De verdediging heeft opgemerkt dat moet worden getracht betrokkene te bewegen tot het verkrijgen en nemen van verlof, maar heeft zich voor de verlenging van de tbs met twee jaar gerefereerd aan het oordeel van de rechtbank.

6.Het oordeel van de rechtbank

De tbs kan slechts worden verlengd indien de veiligheid van anderen, dan wel de algemene
veiligheid van personen de verlenging van de tbs eist. Het recidivegevaar moet nog
aanwezig zijn en dient voort te vloeien uit een ziekelijke stoornis en/of een gebrekkige
ontwikkeling van de geestvermogens. Gelet op de adviezen van de tbs-instelling is
gebleken dat bij betrokkene nog altijd sprake is van een ziekelijke stoornis, namelijk schizofrenie met een chronisch psychotisch toestandsbeeld. De rechtbank stelt vast dat uit dit rapport en hetgeen ter zitting is besproken blijkt dat op dit moment een behandeling binnen een klinische setting noodzakelijk is om het risico op gevaar te beperken. Het risico op recidive voortvloeiend uit de stoornis bij beëindiging van de tbs wordt ingeschat als hoog.

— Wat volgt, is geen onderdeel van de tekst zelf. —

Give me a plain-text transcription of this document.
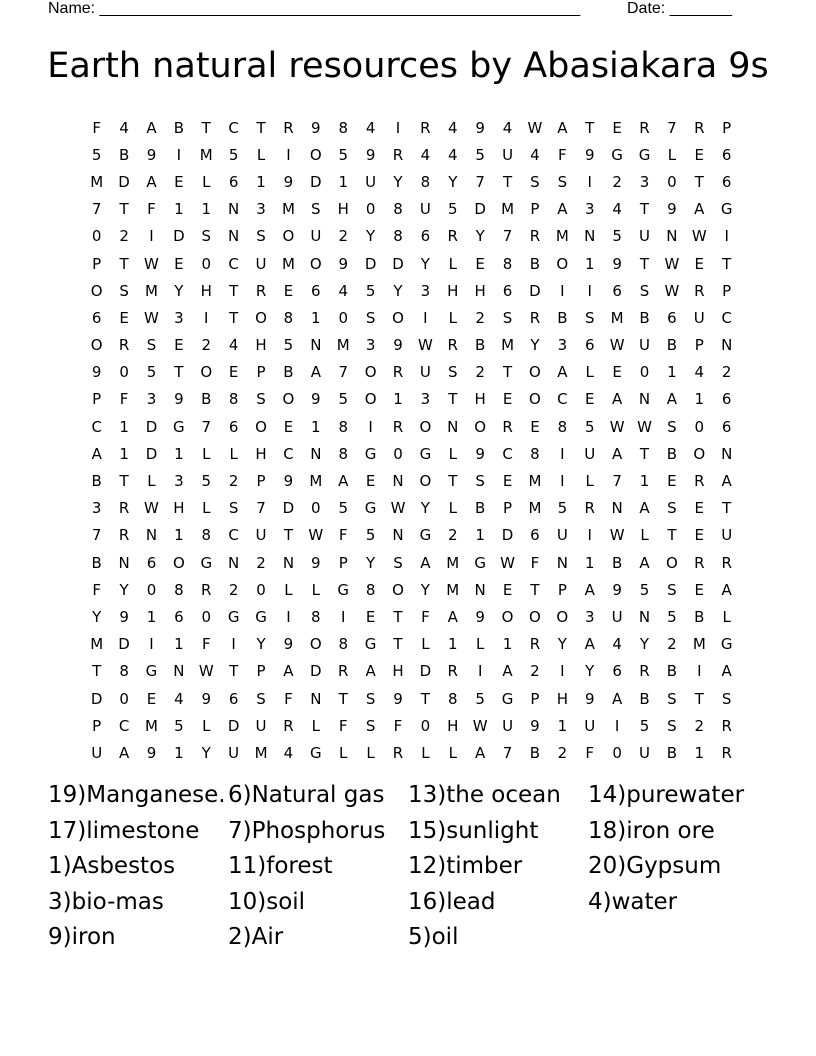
Name: ______________________________________________________	Date: _______
Earth natural resources by Abasiakara 9s
F	4	A	B	T	C	T	R	9	8	4	I	R	4	9	4	W	A	T	E	R	7	R	P
5	B	9	I	M	5	L	I	O	5	9	R	4	4	5	U	4	F	9	G	G	L	E	6
M	D	A	E	L	6	1	9	D	1	U	Y	8	Y	7	T	S	S	I	2	3	0	T	6
7	T	F	1	1	N	3	M	S	H	0	8	U	5	D	M	P	A	3	4	T	9	A	G
0	2	I	D	S	N	S	O	U	2	Y	8	6	R	Y	7	R	M	N	5	U	N	W	I
P	T	W	E	0	C	U	M	O	9	D	D	Y	L	E	8	B	O	1	9	T	W	E	T
O	S	M	Y	H	T	R	E	6	4	5	Y	3	H	H	6	D	I	I	6	S	W	R	P
6	E	W	3	I	T	O	8	1	0	S	O	I	L	2	S	R	B	S	M	B	6	U	C
O	R	S	E	2	4	H	5	N	M	3	9	W	R	B	M	Y	3	6	W	U	B	P	N
9	0	5	T	O	E	P	B	A	7	O	R	U	S	2	T	O	A	L	E	0	1	4	2
P	F	3	9	B	8	S	O	9	5	O	1	3	T	H	E	O	C	E	A	N	A	1	6
C	1	D	G	7	6	O	E	1	8	I	R	O	N	O	R	E	8	5	W	W	S	0	6
A	1	D	1	L	L	H	C	N	8	G	0	G	L	9	C	8	I	U	A	T	B	O	N
B	T	L	3	5	2	P	9	M	A	E	N	O	T	S	E	M	I	L	7	1	E	R	A
3	R	W	H	L	S	7	D	0	5	G	W	Y	L	B	P	M	5	R	N	A	S	E	T
7	R	N	1	8	C	U	T	W	F	5	N	G	2	1	D	6	U	I	W	L	T	E	U
B	N	6	O	G	N	2	N	9	P	Y	S	A	M	G	W	F	N	1	B	A	O	R	R
F	Y	0	8	R	2	0	L	L	G	8	O	Y	M	N	E	T	P	A	9	5	S	E	A
Y	9	1	6	0	G	G	I	8	I	E	T	F	A	9	O	O	O	3	U	N	5	B	L
M	D	I	1	F	I	Y	9	O	8	G	T	L	1	L	1	R	Y	A	4	Y	2	M	G
T	8	G	N	W	T	P	A	D	R	A	H	D	R	I	A	2	I	Y	6	R	B	I	A
D	0	E	4	9	6	S	F	N	T	S	9	T	8	5	G	P	H	9	A	B	S	T	S
P	C	M	5	L	D	U	R	L	F	S	F	0	H	W	U	9	1	U	I	5	S	2	R
U	A	9	1	Y	U	M	4	G	L	L	R	L	L	A	7	B	2	F	0	U	B	1	R
19)Manganese. 6)Natural gas	13)the ocean	14)purewater
17)limestone	7)Phosphorus 15)sunlight	18)iron ore
1)Asbestos	11)forest	12)timber	20)Gypsum
3)bio-mas	10)soil	16)lead	4)water
9)iron	2)Air	5)oil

Aan het voornoemde criterium is dan ook voldaan.
De rechtbank constateert dat de deskundigen van mening zijn dat betrokkene in het meest gunstige geval zal kunnen functioneren in een gestructureerde longcare-setting binnen een forensisch kader, om uiteindelijk door te stromen naar een passende verblijfsplek in de reguliere psychiatrie. Hoeveel tijd het kost om die doorstroom naar de reguliere psychiatrie te realiseren is echter nog niet bekend. De rechtbank maakt deze conclusies de hare en is van oordeel dat voor de voorbereiding op een eventuele doorstroom in ieder geval twee jaar nodig is. Desgevraagd heeft betrokkene zelf ook aangegeven dat hij verlenging met twee jaar goed vindt en dat hij nu op zijn plek zit.
Gelet op hetgeen hierboven is overwogen, is de rechtbank van oordeel dat de tbs met verpleging van overheidswege van [betrokkene] moet worden verlengd met twee jaar.

7.De beslissing.

De rechtbank
verlengtde termijn van de terbeschikkingstelling met verpleging van overheidswege van
[betrokkene]met
twee jaar.
Deze beslissing is gegeven door mr. W.A.H.A. Schnitzler-Strijbos, voorzitter, mr. R.J.H. de Brouwer en mr. C. Hofman, rechters, in tegenwoordigheid van de griffier mr. R.M. Heitzman en is uitgesproken ter openbare zitting op 21 juli 2023.
De griffier is niet in de gelegenheid deze beslissing mede te ondertekenen.